En mars 2019, la Food and Drug Administration (FDA) et le département de l’Agriculture des États-Unis (USDA) ont accepté de superviser certaines étapes du processus de production de viande cultivée. Pour le bétail et la volaille, la FDA supervise la collecte, la croissance et la différenciation des cellules. L’USDA supervise quant à lui la récolte, la transformation, le conditionnement et l’étiquetage. Pour les autres produits carnés, la FDA gère chaque étape.5 Leur objectif commun est de mettre en œuvre les réglementations en matière de sécurité alimentaire et de garantir un étiquetage précis pour le public.

En décembre 2020, l’Agence alimentaire de Singapour a approuvé un produit à base de poulet cultivé par des cellules. Il s’agit de la première viande cultivée dont la vente a été autorisée dans le monde.6

Évaluation de la durabilité et du succès

Selon Mme Bomkamp, le succès à court terme de cette industrie implique de donner une alternative à ceux qui aiment la viande, mais n’aiment pas ses conséquences environnementales. Cela suppose également de créer un produit ayant le même goût et la même texture que la viande traditionnelle, mais avec une empreinte environnementale plus faible. Alors que nous entrons dans le futur de la production de viande, les scientifiques veulent trouver un équilibre entre ce qui est bon pour les gens et ce qui est bon pour la planète. Toutefois, cela pourrait prendre du temps.

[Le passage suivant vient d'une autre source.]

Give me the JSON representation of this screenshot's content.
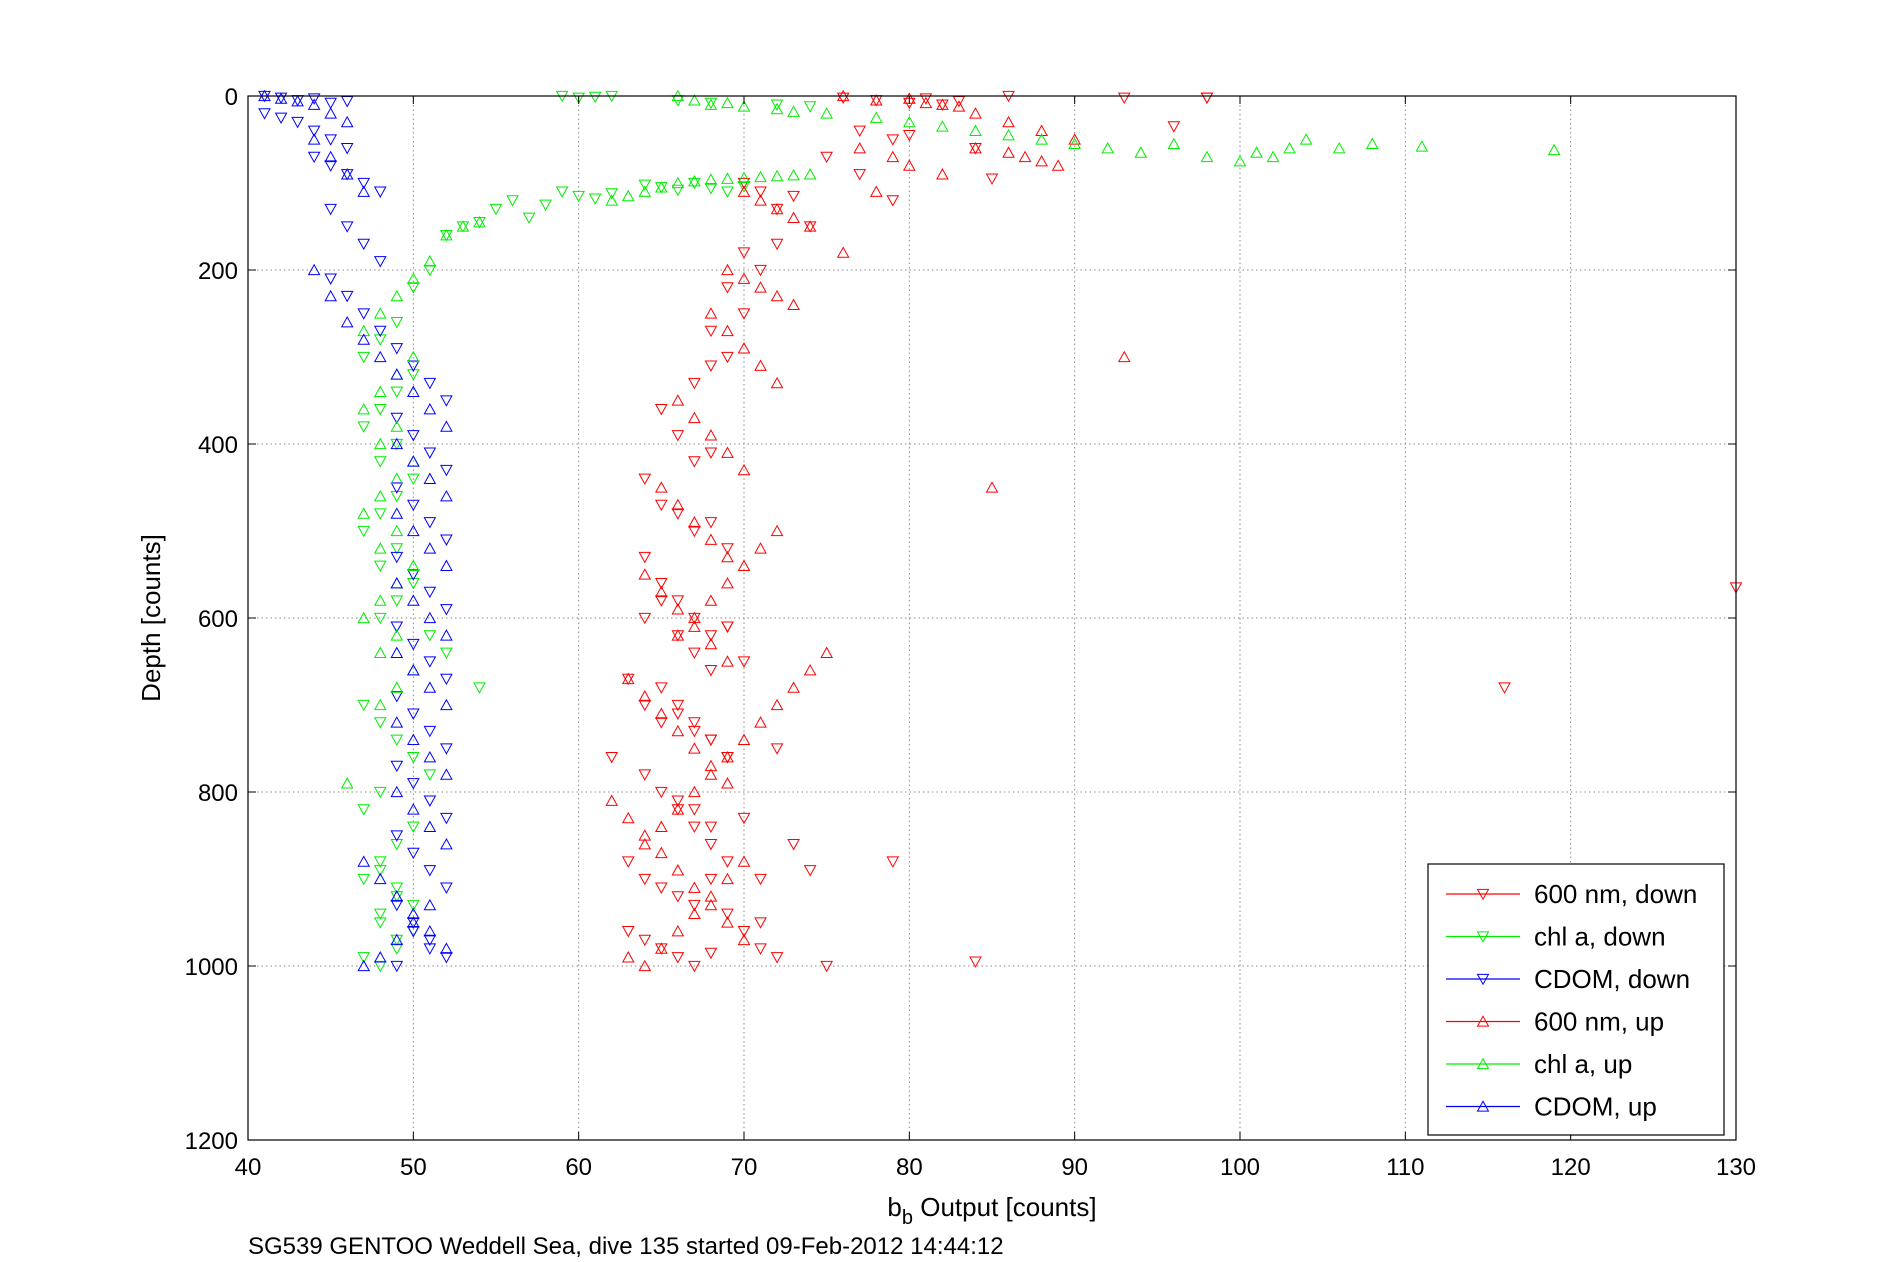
{
  "chart_data": {
    "type": "scatter",
    "title": "",
    "xlabel_main": "b",
    "xlabel_sub": "b",
    "xlabel_rest": " Output [counts]",
    "ylabel": "Depth [counts]",
    "caption": "SG539 GENTOO Weddell Sea, dive 135 started 09-Feb-2012 14:44:12",
    "xlim": [
      40,
      130
    ],
    "ylim": [
      0,
      1200
    ],
    "y_reversed": true,
    "xticks": [
      "40",
      "50",
      "60",
      "70",
      "80",
      "90",
      "100",
      "110",
      "120",
      "130"
    ],
    "yticks": [
      "0",
      "200",
      "400",
      "600",
      "800",
      "1000",
      "1200"
    ],
    "grid": true,
    "legend_placement": "bottom-right",
    "series": [
      {
        "name": "600 nm, down",
        "color": "#ff0000",
        "marker": "triangle-down",
        "x": [
          76,
          78,
          80,
          81,
          82,
          83,
          86,
          93,
          98,
          77,
          79,
          80,
          84,
          75,
          77,
          79,
          70,
          71,
          72,
          73,
          74,
          70,
          71,
          72,
          69,
          70,
          68,
          69,
          67,
          68,
          65,
          66,
          67,
          68,
          64,
          65,
          66,
          67,
          68,
          69,
          64,
          65,
          66,
          67,
          68,
          69,
          70,
          63,
          64,
          65,
          66,
          67,
          68,
          69,
          72,
          64,
          65,
          66,
          67,
          68,
          70,
          73,
          63,
          64,
          65,
          66,
          67,
          68,
          69,
          71,
          63,
          64,
          65,
          66,
          67,
          68,
          62,
          64,
          65,
          66,
          67,
          68,
          69,
          65,
          66,
          67,
          68,
          69,
          79,
          66,
          67,
          68,
          69,
          71,
          74,
          70,
          71,
          72,
          75,
          84,
          96,
          130,
          116,
          98,
          85
        ],
        "y": [
          2,
          5,
          8,
          3,
          10,
          6,
          0,
          2,
          2,
          40,
          50,
          45,
          60,
          70,
          90,
          120,
          100,
          110,
          130,
          115,
          150,
          180,
          200,
          170,
          220,
          250,
          270,
          300,
          330,
          310,
          360,
          390,
          420,
          410,
          440,
          470,
          480,
          500,
          490,
          520,
          530,
          560,
          580,
          600,
          620,
          610,
          650,
          670,
          700,
          720,
          710,
          730,
          740,
          760,
          750,
          780,
          800,
          810,
          820,
          840,
          830,
          860,
          880,
          900,
          910,
          920,
          930,
          900,
          940,
          950,
          960,
          970,
          980,
          990,
          1000,
          985,
          760,
          600,
          580,
          620,
          640,
          660,
          610,
          680,
          700,
          720,
          740,
          760,
          880,
          820,
          840,
          860,
          880,
          900,
          890,
          960,
          980,
          990,
          1000,
          995,
          35,
          565,
          680,
          2,
          95
        ]
      },
      {
        "name": "chl a, down",
        "color": "#00ee00",
        "marker": "triangle-down",
        "x": [
          59,
          60,
          61,
          62,
          66,
          68,
          72,
          74,
          55,
          56,
          57,
          58,
          59,
          60,
          61,
          62,
          64,
          65,
          66,
          67,
          68,
          69,
          70,
          52,
          53,
          54,
          51,
          50,
          49,
          48,
          47,
          50,
          49,
          48,
          47,
          49,
          48,
          50,
          49,
          48,
          47,
          49,
          48,
          50,
          49,
          48,
          51,
          52,
          54,
          47,
          48,
          49,
          50,
          51,
          48,
          47,
          50,
          49,
          48,
          47,
          49,
          48,
          50,
          49,
          48,
          47,
          49,
          48,
          50,
          49,
          48
        ],
        "y": [
          0,
          2,
          1,
          0,
          5,
          8,
          10,
          12,
          130,
          120,
          140,
          125,
          110,
          115,
          118,
          112,
          102,
          105,
          108,
          100,
          106,
          110,
          104,
          160,
          150,
          145,
          200,
          220,
          260,
          280,
          300,
          320,
          340,
          360,
          380,
          400,
          420,
          440,
          460,
          480,
          500,
          520,
          540,
          560,
          580,
          600,
          620,
          640,
          680,
          700,
          720,
          740,
          760,
          780,
          800,
          820,
          840,
          860,
          880,
          900,
          920,
          940,
          960,
          980,
          1000,
          990,
          970,
          950,
          930,
          910,
          890
        ]
      },
      {
        "name": "CDOM, down",
        "color": "#0000ff",
        "marker": "triangle-down",
        "x": [
          41,
          42,
          43,
          44,
          45,
          46,
          41,
          42,
          43,
          44,
          45,
          46,
          44,
          45,
          46,
          47,
          48,
          45,
          46,
          47,
          48,
          45,
          46,
          47,
          48,
          49,
          50,
          51,
          52,
          49,
          50,
          51,
          52,
          49,
          50,
          51,
          52,
          49,
          50,
          51,
          52,
          49,
          50,
          51,
          52,
          49,
          50,
          51,
          52,
          49,
          50,
          51,
          52,
          49,
          50,
          51,
          52,
          49,
          50,
          51,
          52,
          49,
          50,
          51
        ],
        "y": [
          0,
          2,
          5,
          3,
          8,
          6,
          20,
          25,
          30,
          40,
          50,
          60,
          70,
          80,
          90,
          100,
          110,
          130,
          150,
          170,
          190,
          210,
          230,
          250,
          270,
          290,
          310,
          330,
          350,
          370,
          390,
          410,
          430,
          450,
          470,
          490,
          510,
          530,
          550,
          570,
          590,
          610,
          630,
          650,
          670,
          690,
          710,
          730,
          750,
          770,
          790,
          810,
          830,
          850,
          870,
          890,
          910,
          930,
          950,
          970,
          990,
          1000,
          960,
          980
        ]
      },
      {
        "name": "600 nm, up",
        "color": "#ff0000",
        "marker": "triangle-up",
        "x": [
          76,
          78,
          80,
          81,
          82,
          83,
          84,
          86,
          88,
          90,
          77,
          79,
          80,
          82,
          84,
          86,
          87,
          88,
          89,
          70,
          71,
          72,
          73,
          74,
          76,
          78,
          69,
          70,
          71,
          72,
          73,
          68,
          69,
          70,
          71,
          72,
          66,
          67,
          68,
          69,
          70,
          65,
          66,
          67,
          68,
          69,
          64,
          65,
          66,
          67,
          68,
          69,
          63,
          64,
          65,
          66,
          67,
          68,
          69,
          62,
          63,
          64,
          65,
          66,
          67,
          68,
          69,
          70,
          63,
          64,
          65,
          66,
          67,
          68,
          69,
          70,
          64,
          65,
          66,
          67,
          68,
          69,
          70,
          71,
          72,
          73,
          74,
          75,
          66,
          67,
          68,
          69,
          70,
          71,
          72,
          93,
          85
        ],
        "y": [
          0,
          5,
          3,
          8,
          10,
          12,
          20,
          30,
          40,
          50,
          60,
          70,
          80,
          90,
          60,
          65,
          70,
          75,
          80,
          110,
          120,
          130,
          140,
          150,
          180,
          110,
          200,
          210,
          220,
          230,
          240,
          250,
          270,
          290,
          310,
          330,
          350,
          370,
          390,
          410,
          430,
          450,
          470,
          490,
          510,
          530,
          550,
          570,
          590,
          610,
          630,
          650,
          670,
          690,
          710,
          730,
          750,
          770,
          790,
          810,
          830,
          850,
          870,
          890,
          910,
          930,
          950,
          970,
          990,
          1000,
          980,
          960,
          940,
          920,
          900,
          880,
          860,
          840,
          820,
          800,
          780,
          760,
          740,
          720,
          700,
          680,
          660,
          640,
          620,
          600,
          580,
          560,
          540,
          520,
          500,
          300,
          450
        ]
      },
      {
        "name": "chl a, up",
        "color": "#00ee00",
        "marker": "triangle-up",
        "x": [
          66,
          67,
          68,
          69,
          70,
          72,
          73,
          75,
          78,
          80,
          82,
          84,
          86,
          88,
          90,
          92,
          94,
          96,
          98,
          100,
          101,
          102,
          103,
          104,
          106,
          108,
          111,
          119,
          62,
          63,
          64,
          65,
          66,
          67,
          68,
          69,
          70,
          71,
          72,
          73,
          74,
          52,
          53,
          54,
          51,
          50,
          49,
          48,
          47,
          46,
          50,
          49,
          48,
          47,
          49,
          48,
          50,
          49,
          48,
          47,
          49,
          48,
          50,
          49,
          48,
          47,
          49,
          48,
          50,
          49,
          48
        ],
        "y": [
          0,
          5,
          10,
          8,
          12,
          15,
          18,
          20,
          25,
          30,
          35,
          40,
          45,
          50,
          55,
          60,
          65,
          55,
          70,
          75,
          65,
          70,
          60,
          50,
          60,
          55,
          58,
          62,
          120,
          115,
          110,
          105,
          100,
          98,
          96,
          95,
          94,
          93,
          92,
          91,
          90,
          160,
          150,
          145,
          190,
          210,
          230,
          250,
          270,
          790,
          300,
          320,
          340,
          360,
          380,
          400,
          420,
          440,
          460,
          480,
          500,
          520,
          540,
          560,
          580,
          600,
          620,
          640,
          660,
          680,
          700
        ]
      },
      {
        "name": "CDOM, up",
        "color": "#0000ff",
        "marker": "triangle-up",
        "x": [
          41,
          42,
          43,
          44,
          45,
          46,
          44,
          45,
          46,
          47,
          44,
          45,
          46,
          47,
          48,
          49,
          50,
          51,
          52,
          49,
          50,
          51,
          52,
          49,
          50,
          51,
          52,
          49,
          50,
          51,
          52,
          49,
          50,
          51,
          52,
          49,
          50,
          51,
          52,
          49,
          50,
          51,
          52,
          47,
          48,
          49,
          50,
          51,
          52,
          47,
          48,
          49,
          50,
          51
        ],
        "y": [
          0,
          3,
          6,
          10,
          20,
          30,
          50,
          70,
          90,
          110,
          200,
          230,
          260,
          280,
          300,
          320,
          340,
          360,
          380,
          400,
          420,
          440,
          460,
          480,
          500,
          520,
          540,
          560,
          580,
          600,
          620,
          640,
          660,
          680,
          700,
          720,
          740,
          760,
          780,
          800,
          820,
          840,
          860,
          880,
          900,
          920,
          940,
          960,
          980,
          1000,
          990,
          970,
          950,
          930
        ]
      }
    ]
  }
}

“Allons-nous réussir à rendre possible l’achat de ces produits en magasin ? C’est bien sûr ce que nous espérons”, a déclaré Mme Bomkamp. “Mais prédire les échéances dès maintenant serait comme essayer de lire l’avenir dans une boule de cristal.”

Outre la nécessité de consolider les données scientifiques et de faire évoluer la production afin de proposer des viandes savoureuses, respectueuses de l’environnement et rentables, l’acceptation par le public peut également ralentir la commercialisation des protéines alternatives et allonger leur délai de généralisation.

Selon une étude publiée dans Frontiers, 29,8 % des participants à l’enquête ont déclaré être susceptibles d’acheter de la viande cultivée en milieu cellulaire. Les 70,2 % de participants restants étaient soit peu susceptibles, soit seulement un peu susceptibles de le faire.7 Une plus grande transparence de la part des entreprises et des agences gouvernementales peut contribuer à sensibiliser à la viande cultivée, mais il appartient aux consommateurs de décider si les protéines alternatives sont les bienvenues ou non dans leur assiette.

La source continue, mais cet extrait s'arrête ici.